Level of sensitivity can vary throughout a single session as well and the style, rhythm, and intensity of stimulation may need to be adjusted for optimal pleasure results. Communication between partners in the way of discussion prior to engaging in sexual activity, verbal check-ins and non-verbal feedback during the act, and feedback after the session are all effective means of determining what is best for a current partner.

To complement the stimulation provided by their mouth and tongue, the partner performing cunnilingus may use their fingers to spread the receiving partner’s labia, to caress or massage the area between their partner’s legs, or to penetrate the vagina (G-spot stimulation) or anus while simultaneously licking or sucking the clitoris. They may also insert their tongue into the vaginal vestibule for shallow penetration or incorporate a sex toy fo additional stimulation.

Cunnilingus Sex Positions

Any position that allows the giving partner’s mouth to reach the receiving partner’s genitals can be appropriate for cunnilingus. Which one works best will depend on preference and ability needs. Some common positions include:

- The receiving partner lies flat on their back with their legs spread. Legs can be stretched out flat or raised to any angle within the receiving partner’s range of motion; knees can be bent and falling out relaxed to either side with feet on the ground or knees pulled in close to the chest.

- The receiving partner gets on all fours or some other variation of a Doggy Style position that allows the giving partner to provide oral stimulation from behind

- The receiving partner bends over a sturdy surface such as a counter, table, or raised mattress and the giving partner can provide oral stimulation from behind

- The receiving partner sits on a chair, sofa, or other raised supporting surface that allows for easy access for the giving partner’s face

- The receiving partner kneels and hovers over the giving partner’s face

- The receiving partner stands while the giving partner kneels in front of or behind them.

- In a 69 position, where mutual oral stimulation occurs between both partners simultaneously

- Facesitting, a form of oral sex and/or breath play where the receiving partner sits on or over the giving partner’s face

Cultural Reception of Cunnilingus

Oral sex is a healthy, normal, and mutually pleasurable sex that can be enjoyed between people of any gender and sexual orientation in relationships where at least one partner has a vulva. It can promote pleasure, increase the likelihood of orgasm, and deepen the intimacy felt between partners.

Historically and culturally to this day, the perspectives on performing cunnilingus are mixed. For some cultures and people, it is still considered taboo, dirty, demeaning, or disempowering for someone (particularly a cis man) to preform oral sex on a vulva, or a partner in general. This perception likely contributes to the insecurity many people feel about receiving cunnillingnus from a partner. 

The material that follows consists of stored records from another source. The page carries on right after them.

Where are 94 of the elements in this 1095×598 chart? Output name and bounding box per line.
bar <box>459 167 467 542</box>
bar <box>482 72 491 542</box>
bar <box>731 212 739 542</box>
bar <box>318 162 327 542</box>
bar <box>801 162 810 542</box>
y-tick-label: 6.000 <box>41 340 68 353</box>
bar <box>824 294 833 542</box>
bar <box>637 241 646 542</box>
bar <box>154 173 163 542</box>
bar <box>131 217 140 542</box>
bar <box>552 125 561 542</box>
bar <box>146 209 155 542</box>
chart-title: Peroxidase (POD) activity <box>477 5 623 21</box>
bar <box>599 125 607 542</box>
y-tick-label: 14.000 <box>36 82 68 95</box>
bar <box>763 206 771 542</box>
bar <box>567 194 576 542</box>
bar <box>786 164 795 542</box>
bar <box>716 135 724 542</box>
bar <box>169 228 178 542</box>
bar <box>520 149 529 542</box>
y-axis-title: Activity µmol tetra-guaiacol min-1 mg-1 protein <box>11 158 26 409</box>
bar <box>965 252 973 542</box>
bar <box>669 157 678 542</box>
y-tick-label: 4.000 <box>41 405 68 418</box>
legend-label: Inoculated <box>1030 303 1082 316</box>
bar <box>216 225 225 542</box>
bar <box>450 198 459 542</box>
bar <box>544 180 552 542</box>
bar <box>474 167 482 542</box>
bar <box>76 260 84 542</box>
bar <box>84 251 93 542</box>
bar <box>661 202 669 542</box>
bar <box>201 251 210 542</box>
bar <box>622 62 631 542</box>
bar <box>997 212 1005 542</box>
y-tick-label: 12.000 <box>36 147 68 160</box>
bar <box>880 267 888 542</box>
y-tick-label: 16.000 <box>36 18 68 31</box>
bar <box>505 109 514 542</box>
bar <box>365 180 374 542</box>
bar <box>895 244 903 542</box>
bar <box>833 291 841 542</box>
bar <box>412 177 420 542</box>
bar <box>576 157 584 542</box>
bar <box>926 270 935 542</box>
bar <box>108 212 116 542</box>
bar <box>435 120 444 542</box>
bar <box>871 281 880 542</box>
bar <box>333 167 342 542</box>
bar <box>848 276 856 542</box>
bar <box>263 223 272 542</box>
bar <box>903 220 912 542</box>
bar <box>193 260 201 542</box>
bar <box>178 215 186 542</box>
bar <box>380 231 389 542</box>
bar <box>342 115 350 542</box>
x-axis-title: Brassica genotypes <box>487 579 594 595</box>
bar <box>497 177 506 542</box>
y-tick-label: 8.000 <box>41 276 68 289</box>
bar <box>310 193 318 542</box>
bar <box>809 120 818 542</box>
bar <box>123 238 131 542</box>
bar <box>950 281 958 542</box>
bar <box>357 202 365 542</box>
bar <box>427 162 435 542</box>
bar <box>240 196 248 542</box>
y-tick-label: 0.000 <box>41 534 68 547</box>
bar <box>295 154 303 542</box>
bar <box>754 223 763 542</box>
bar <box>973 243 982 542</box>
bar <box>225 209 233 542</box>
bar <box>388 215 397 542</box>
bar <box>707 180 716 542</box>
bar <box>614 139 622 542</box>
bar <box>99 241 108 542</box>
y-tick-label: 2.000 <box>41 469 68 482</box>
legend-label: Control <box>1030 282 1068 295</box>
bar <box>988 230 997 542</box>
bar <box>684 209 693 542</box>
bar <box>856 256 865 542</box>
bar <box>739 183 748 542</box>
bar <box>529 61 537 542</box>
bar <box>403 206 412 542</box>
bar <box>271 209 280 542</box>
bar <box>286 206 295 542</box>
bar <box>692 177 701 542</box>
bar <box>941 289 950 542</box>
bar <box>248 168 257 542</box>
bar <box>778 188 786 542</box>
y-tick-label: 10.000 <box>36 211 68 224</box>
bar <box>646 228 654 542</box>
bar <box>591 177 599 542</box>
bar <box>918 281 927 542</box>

In other cases, cunnilingus has been incorporated in spiritual practices such as Taoism and early Tantra (see Tantric sex), where peforming oral sex on a vulva is seen as a form of worship, a means of promoting longevity, a mindfulness practice, or a means of deep emotional and spiritual connection that can faciliate a trascendent experience.

Safety and Risks

As with any activity that involves exposure to bodily fluids, there is a certain level of risk associated with performing cunnilingus. While the risk of transmission is typically lower than it is for unprotected penetrative sex activities, it is possible to transmit sexually transmitted infections (STI) between one’s mouth and another’s vulva. 

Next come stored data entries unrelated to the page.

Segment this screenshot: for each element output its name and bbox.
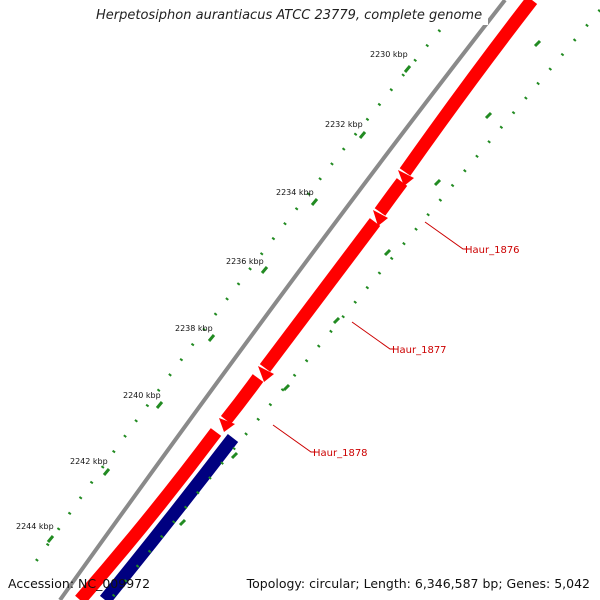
gene-arrow-top xyxy=(399,0,538,176)
inner-major-ticks xyxy=(178,39,542,527)
forward-gene-track xyxy=(75,0,538,600)
gene-arrow-haur-1876 xyxy=(374,178,408,216)
accession-text: Accession: NC_009972 xyxy=(8,576,151,591)
callout-haur-1876 xyxy=(424,221,470,250)
forward-gene-arrow-tips xyxy=(219,170,414,432)
gene-callouts xyxy=(272,221,470,453)
tick-label-2238: 2238 kbp xyxy=(175,324,213,333)
gene-label-haur-1876[interactable]: Haur_1876 xyxy=(465,245,520,256)
backbone-ring xyxy=(58,0,507,600)
tick-label-2242: 2242 kbp xyxy=(70,457,108,466)
tick-label-2244: 2244 kbp xyxy=(16,522,54,531)
outer-major-ticks xyxy=(46,65,412,543)
tick-label-2234: 2234 kbp xyxy=(276,188,314,197)
tick-label-2240: 2240 kbp xyxy=(123,391,161,400)
callout-haur-1878 xyxy=(272,424,316,453)
gene-arrow-haur-1878 xyxy=(220,374,264,425)
gene-label-haur-1878[interactable]: Haur_1878 xyxy=(313,448,368,459)
tick-label-2232: 2232 kbp xyxy=(325,120,363,129)
gene-label-haur-1877[interactable]: Haur_1877 xyxy=(392,345,447,356)
reverse-gene-track xyxy=(99,434,239,600)
genome-summary-text: Topology: circular; Length: 6,346,587 bp… xyxy=(246,576,590,591)
tick-label-2230: 2230 kbp xyxy=(370,50,408,59)
map-title: Herpetosiphon aurantiacus ATCC 23779, co… xyxy=(90,6,489,25)
inner-scale-ring xyxy=(108,9,600,600)
tick-label-2236: 2236 kbp xyxy=(226,257,264,266)
gene-arrow-haur-1877 xyxy=(259,218,381,372)
callout-haur-1877 xyxy=(351,321,395,350)
outer-scale-ring xyxy=(28,29,442,571)
gene-arrow-bottom xyxy=(75,428,222,600)
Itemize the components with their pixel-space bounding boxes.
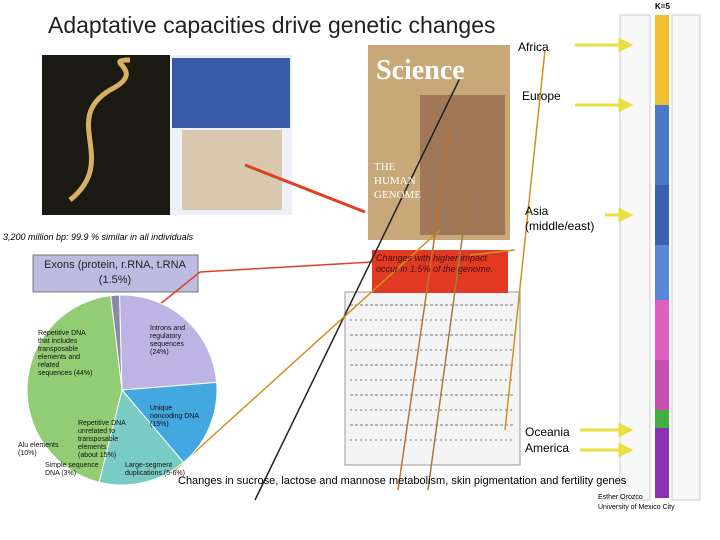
- exon-box: [32, 254, 199, 293]
- cover-faces: [420, 95, 505, 235]
- pie-slice: [98, 388, 185, 486]
- alignment-rows: [350, 304, 515, 441]
- cover-headline: THE HUMAN GENOME: [374, 161, 422, 201]
- slide-title: Adaptative capacities drive genetic chan…: [48, 12, 496, 38]
- alignment-image: [344, 291, 521, 466]
- dna-helix: [68, 57, 131, 202]
- region-label: Oceania: [525, 425, 570, 439]
- credit-name: Esther Orozco: [598, 494, 643, 501]
- pie-label: Unique noncoding DNA (15%): [150, 405, 199, 428]
- pie-slice: [119, 294, 218, 391]
- region-arrows: [575, 37, 634, 458]
- cover-masthead: Science: [376, 55, 465, 86]
- pie-label: Introns and regulatory sequences (24%): [150, 325, 186, 356]
- pie-annotation: Large-segment duplications (5-6%): [125, 462, 185, 477]
- pie-label: Repetitive DNA that includes transposabl…: [38, 330, 93, 377]
- region-label: Asia (middle/east): [525, 204, 595, 233]
- pie-annotation: Alu elements (10%): [18, 442, 59, 457]
- connector-arrows: [127, 49, 546, 501]
- credit-affiliation: University of Mexico City: [598, 504, 675, 511]
- exon-label: Exons (protein, r.RNA, t.RNA (1.5%): [44, 259, 186, 286]
- region-label: Europe: [522, 89, 561, 103]
- structure-label: K=5: [655, 2, 670, 11]
- impact-text: Changes with higher impact occur in 1.5%…: [376, 253, 494, 274]
- pie-label: Repetitive DNA unrelated to transposable…: [78, 420, 126, 459]
- dna-image: [42, 55, 170, 215]
- letter-face: [182, 130, 282, 210]
- pie-slice: [26, 295, 123, 483]
- footer-text: Changes in sucrose, lactose and mannose …: [178, 475, 627, 487]
- pie-annotation: Simple sequence DNA (3%): [45, 462, 99, 477]
- crowd-silhouettes: [172, 58, 290, 128]
- pie-slice: [120, 381, 218, 464]
- structure-plot: [619, 14, 701, 501]
- region-label: Africa: [518, 40, 549, 54]
- genome-caption: 3,200 million bp: 99.9 % similar in all …: [3, 232, 194, 242]
- region-label: America: [525, 441, 570, 455]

Regular STI screenings are crucial to managing one’s sexual health and respecting one’s partners, however many medical and testing centers do not offer a throat swab as part of the basic screening process. Ask your STI testing professional to include the throat swab test to ensure a thorough testing. To further reduce the possibility of STI contraction, one can use a dental dam. A dental dam is a piece of latex or polyurethane that can be held in place as a protective barrier between the mouth and vulva while performing cunnilingus on a partner.